SAS/GIS Data Sets

SAS Data Sets

A SAS data set is a collection of data values and their associated descriptive information. This collection is arranged and presented in a form that can be recognized and processed by SAS. SAS data sets can be data files or views. A SAS data file contains the following elements:
  • data values that are organized into a rectangular structure of columns and rows
  • descriptor information that identifies attributes of both the data set and the data values
A SAS view contains the following elements:
  • instructions to build a table
  • descriptor information that identifies attributes of both the data set and the data values
SAS data sets can be indexed by one or more variables, known as key variables. A SAS index contains the data values of the key variables that are paired with location identifiers for the observations that contain the variables. The value and identifier pairs are ordered in a B-tree structure that enables the engine to search by value. SAS indexes are classified as simple or composite, according to the number of key variables that they contain.
For more information about SAS data sets, SAS files, SAS views, and SAS indexes, refer to SAS Language Reference: Concepts.
As a component of SAS, SAS/GIS stores all of its data in SAS data sets. The SAS/GIS spatial database works as one logical entity, but is physically separated into six different categories of data sets:
  • chains
  • nodes
  • details
  • polygonal index
  • label
  • attribute
A given SAS/GIS map can reference only one chains, nodes, details, and label data set, but it can reference multiple polygonal index and attribute data sets. Multiple SAS/GIS maps can use a single set of chains, nodes, and details data sets.

Chains Data Set

The chains data set contains coordinates for the polylines that are used to form line and polygon features. A polyline consists of a series of connected line segments that are chains. A chain is a sequence of two or more points in the coordinate space. The end points, the first and last points of the chain, must be nodes. Each chain has a direction, from the first point toward the last point. The first point in the chain is the from-node, and the last point is the o-node. Relative to its direction, a chain has a left side and a right side. Points between the from-node and the to-node are detail points, which serve to trace the curvature of the feature that is represented by the chain.
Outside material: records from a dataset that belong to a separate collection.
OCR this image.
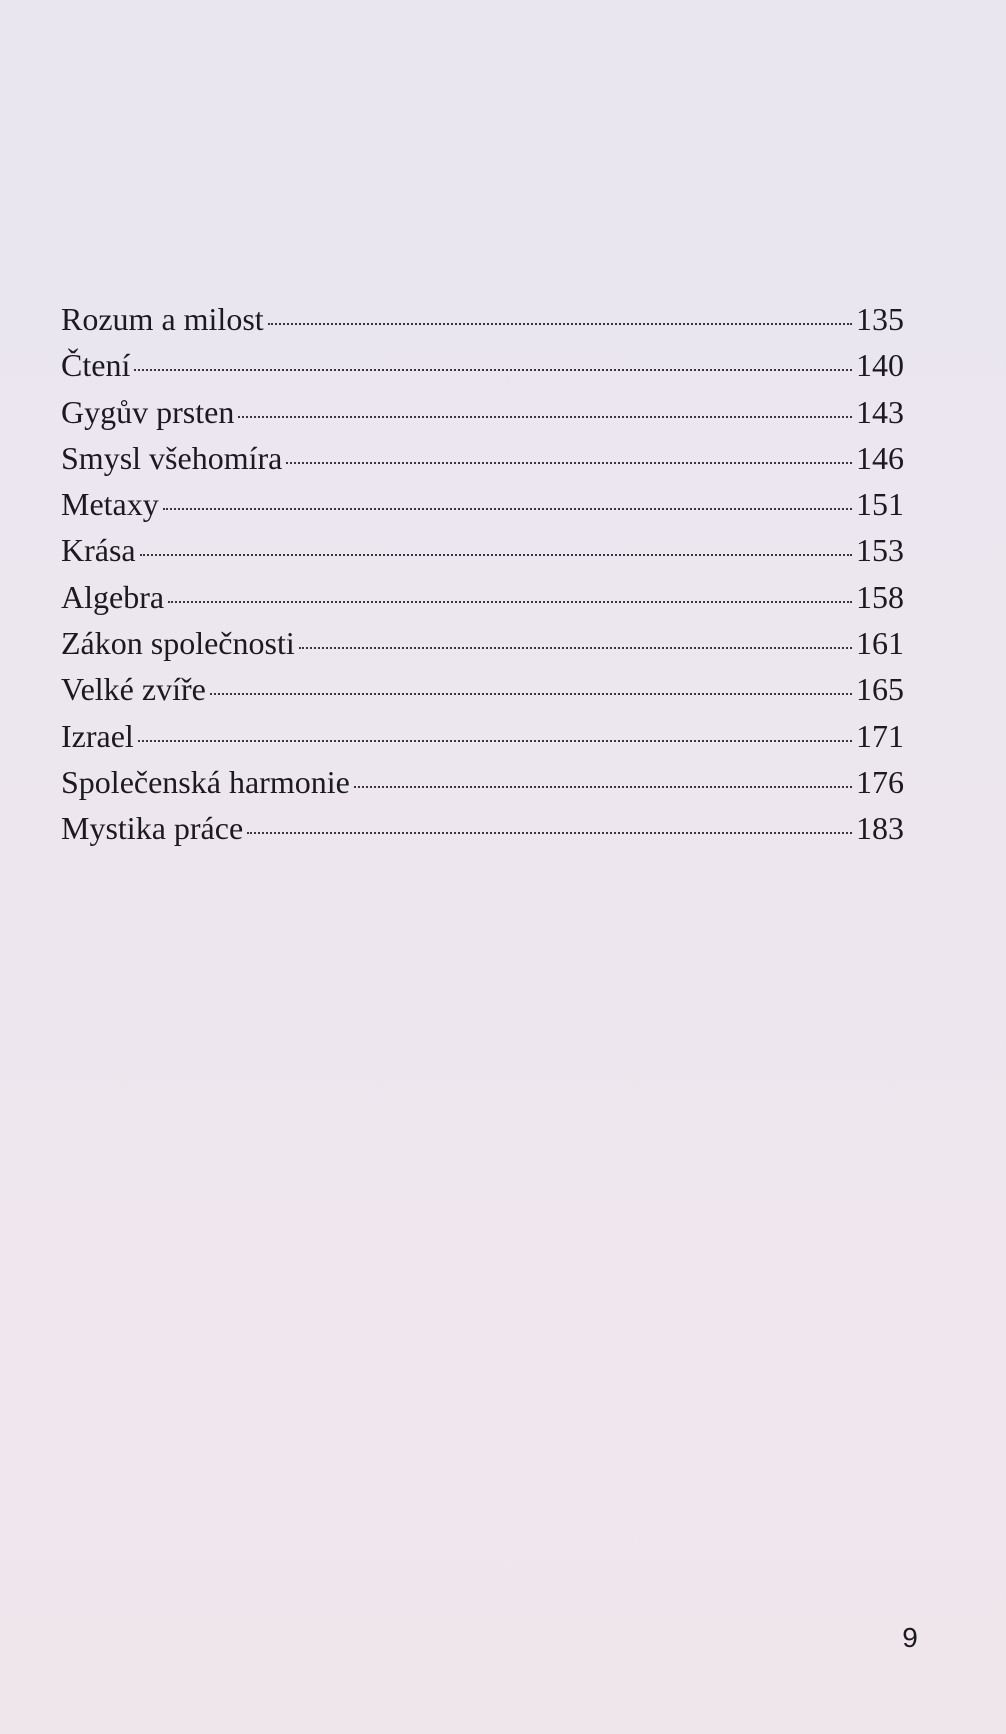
Rozum a milost	135
Čtení	140
Gygův prsten	143
Smysl všehomíra	146
Metaxy	151
Krása	153
Algebra	158
Zákon společnosti	161
Velké zvíře	165
Izrael	171
Společenská harmonie	176
Mystika práce	183
9
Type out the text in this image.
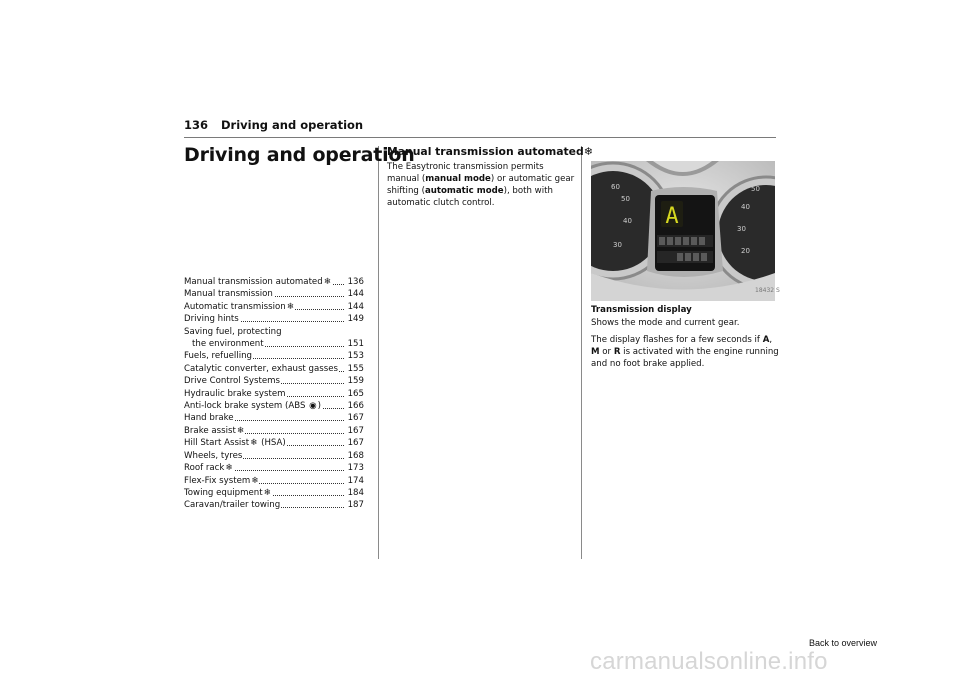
136 Driving and operation
Driving and operation
Manual transmission automated❄	136
Manual transmission	144
Automatic transmission❄	144
Driving hints	149
Saving fuel, protecting
the environment	151
Fuels, refuelling	153
Catalytic converter, exhaust gasses	155
Drive Control Systems	159
Hydraulic brake system	165
Anti-lock brake system (ABS ◉)	166
Hand brake	167
Brake assist❄	167
Hill Start Assist❄ (HSA)	167
Wheels, tyres	168
Roof rack❄	173
Flex-Fix system❄	174
Towing equipment❄	184
Caravan/trailer towing	187
Manual transmission automated❄

The Easytronic transmission permits manual (manual mode) or automatic gear shifting (automatic mode), both with automatic clutch control.

A
60
50
40
30
50
40
30
20
18432 S
Transmission display

Shows the mode and current gear.

The display flashes for a few seconds if A,
M or R is activated with the engine running and no foot brake applied.

Back to overview
carmanualsonline.info
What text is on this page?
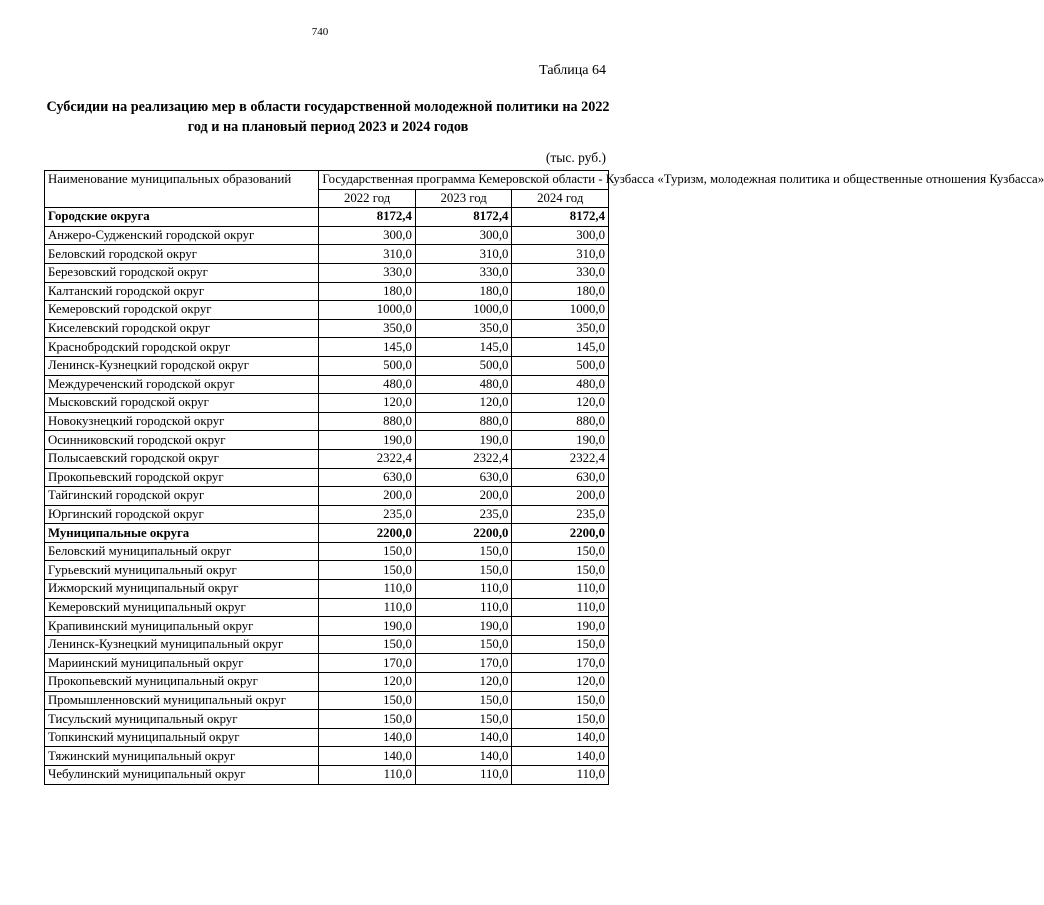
740
Таблица 64
Субсидии на реализацию мер в области государственной молодежной политики на 2022 год и на плановый период 2023 и 2024 годов
(тыс. руб.)
Наименование муниципальных образований	Государственная программа Кемеровской области - Кузбасса «Туризм, молодежная политика и общественные отношения Кузбасса»		
	2022 год	2023 год	2024 год
Городские округа	8172,4	8172,4	8172,4
Анжеро-Судженский городской округ	300,0	300,0	300,0
Беловский городской округ	310,0	310,0	310,0
Березовский городской округ	330,0	330,0	330,0
Калтанский городской округ	180,0	180,0	180,0
Кемеровский городской округ	1000,0	1000,0	1000,0
Киселевский городской округ	350,0	350,0	350,0
Краснобродский городской округ	145,0	145,0	145,0
Ленинск-Кузнецкий городской округ	500,0	500,0	500,0
Междуреченский городской округ	480,0	480,0	480,0
Мысковский городской округ	120,0	120,0	120,0
Новокузнецкий городской округ	880,0	880,0	880,0
Осинниковский городской округ	190,0	190,0	190,0
Полысаевский городской округ	2322,4	2322,4	2322,4
Прокопьевский городской округ	630,0	630,0	630,0
Тайгинский городской округ	200,0	200,0	200,0
Юргинский городской округ	235,0	235,0	235,0
Муниципальные округа	2200,0	2200,0	2200,0
Беловский муниципальный округ	150,0	150,0	150,0
Гурьевский муниципальный округ	150,0	150,0	150,0
Ижморский муниципальный округ	110,0	110,0	110,0
Кемеровский муниципальный округ	110,0	110,0	110,0
Крапивинский муниципальный округ	190,0	190,0	190,0
Ленинск-Кузнецкий муниципальный округ	150,0	150,0	150,0
Мариинский муниципальный округ	170,0	170,0	170,0
Прокопьевский муниципальный округ	120,0	120,0	120,0
Промышленновский муниципальный округ	150,0	150,0	150,0
Тисульский муниципальный округ	150,0	150,0	150,0
Топкинский муниципальный округ	140,0	140,0	140,0
Тяжинский муниципальный округ	140,0	140,0	140,0
Чебулинский муниципальный округ	110,0	110,0	110,0
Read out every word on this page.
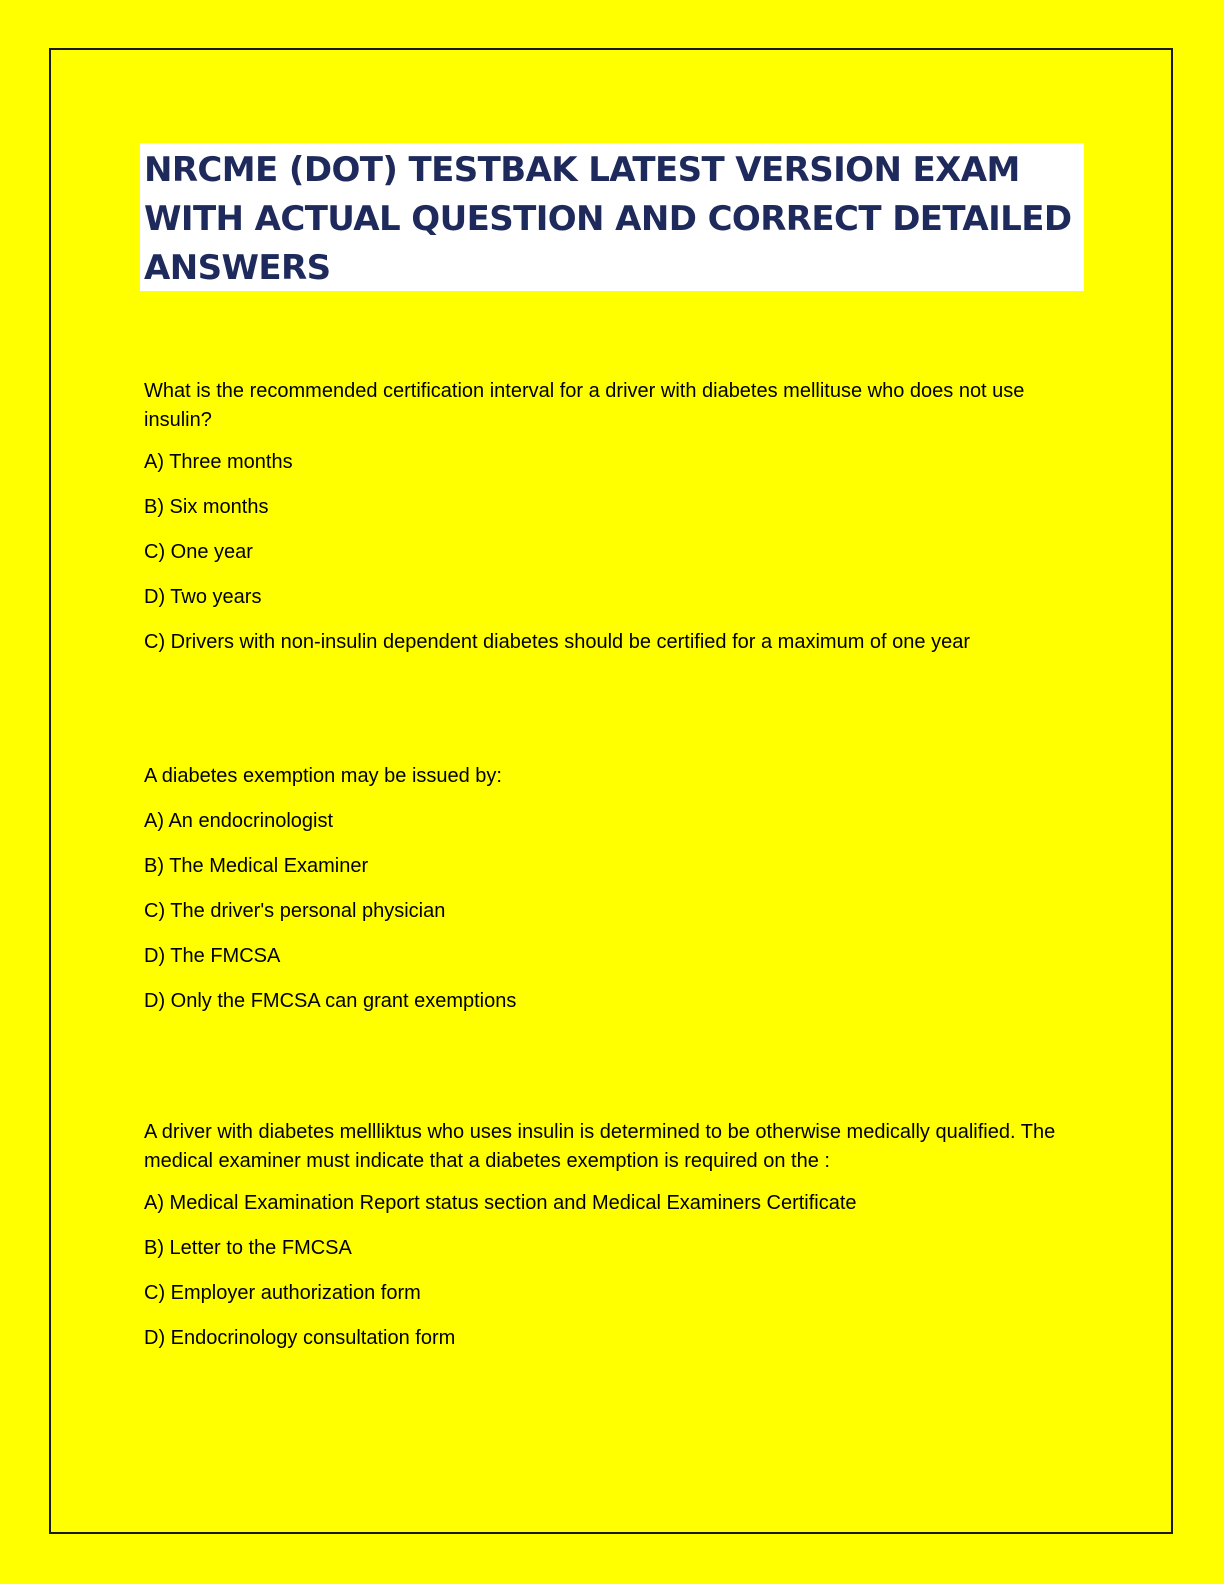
NRCME (DOT) TESTBAK LATEST VERSION EXAM
WITH ACTUAL QUESTION AND CORRECT DETAILED
ANSWERS

What is the recommended certification interval for a driver with diabetes mellituse who does not use
insulin?

A) Three months

B) Six months

C) One year

D) Two years

C) Drivers with non-insulin dependent diabetes should be certified for a maximum of one year

A diabetes exemption may be issued by:

A) An endocrinologist

B) The Medical Examiner

C) The driver's personal physician

D) The FMCSA

D) Only the FMCSA can grant exemptions

A driver with diabetes mellliktus who uses insulin is determined to be otherwise medically qualified. The
medical examiner must indicate that a diabetes exemption is required on the :

A) Medical Examination Report status section and Medical Examiners Certificate

B) Letter to the FMCSA

C) Employer authorization form

D) Endocrinology consultation form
Detail points are not nodes.
The chains data set also lists the from-node and to-node row numbers in the nodes data set. It also lists the number of detail points and the corresponding details data set row number. The left and right side attribute values (for example, ZIP codes and FIPS codes) are also stored in the chains data set.

Nodes Data Set

The nodes data set contains the coordinates of the end points for the chains in the chains data set. It also contains the linkage information that is necessary to attach chains to the correct nodes. A node is a point in the spatial data with connections to one or more chains. Nodes can be discrete points or the end points of chains. A node definition can span multiple records in the nodes data set, so only the starting record number for a node is a node feature ID.

Details Data Set

The details data set stores the curvature points of a chain between the two end nodes, which are also called the from-node and the to-node. That is, the details data set contains all the coordinates between the intersection points of the chain. The node coordinates are not duplicated in the details data set. The details data set also contains the chains data set row number of the associated chain.

Polygonal Index Data Sets

The polygonal index data set contains one observation for each polygon that was successfully closed during the index creation process. It is called a polygonal index because each observation is an index to a polygon in the chains data set. That is, it points to the starting chain in the chains data set for each of the polygons.
If polygon areas, perimeter distances, and centroid locations were computed, then that information is also stored in the polygonal index data set.

Label Data Set

The label data set defines the attributes of labels to be displayed on the map. The attributes include all of the information that is applicable for each label. Information includes location, color, size, source of the text for a text label, as well as other behavioral and graphical attributes.

Attribute Data Sets

Attribute data sets contain values related to the map features. The observations in attribute data sets must be associated with observations in the chains data set. Attribute data is used to display themes on the map and for spatially oriented reports, graphs, map actions, and so on.

Managing Data Set Sizes

By their nature, spatial databases tend to be rather large. Users of spatial data want as much detail in the maps as they can get, which increases the demands on storage and processing capacity. Spatial data that is not carefully managed can become too large for easy use.
Here are five actions that you can take to manage the size of your spatial data sets. You need to perform most of these actions before importing your data into SAS/GIS.
  • Reduce the spatial extent of the data.
    Do not store a larger area than you need. If you need a map containing one state, do not store a map containing all the states for a region. For example, if you need to work with a map of Oregon, do not store a map containing all of the Pacific Northwest.
  • Store only the features that you need.
    If you do not need features such as rivers and lakes, do not store these features in your spatial data.
  • Limit the amount of detail to what is necessary for your application.
    If you are using a map for which you do not require highly detailed boundaries, reduce the detail level and save storage space. If you are using SAS/GRAPH data sets, you can use the GREDUCE procedure in SAS/GRAPH software to reduce the detail level. If you are using a data set from another source, you must reduce the level of detail before importing the data set into SAS/GIS.
  • Reduce the number of attributes that are stored with the spatial data.
    If you do not need an attribute, and do not think you will ever need it again, delete it from your spatial data.
  • Reduce the size of variables that are stored in the spatial data.
    Examine the method that you use for storing your variables and determine whether you can safely reduce the variable size that you use to store them.
    For example, you can have a numeric variable that contains a code that can be a maximum of two digits. In this case, it might be better to store it in a two-digit character variable rather than in an eight-byte numeric variable. Change the variables' defined types or lengths in a DATA step after you complete the import.
Of the five actions, reducing the number of attributes is the easiest to perform. Use the Modify Composites window. Access this window by selecting Modify Composites from the GIS Spatial Data Importing window. You can remove and drop unneeded composite variables from your data set as it is imported.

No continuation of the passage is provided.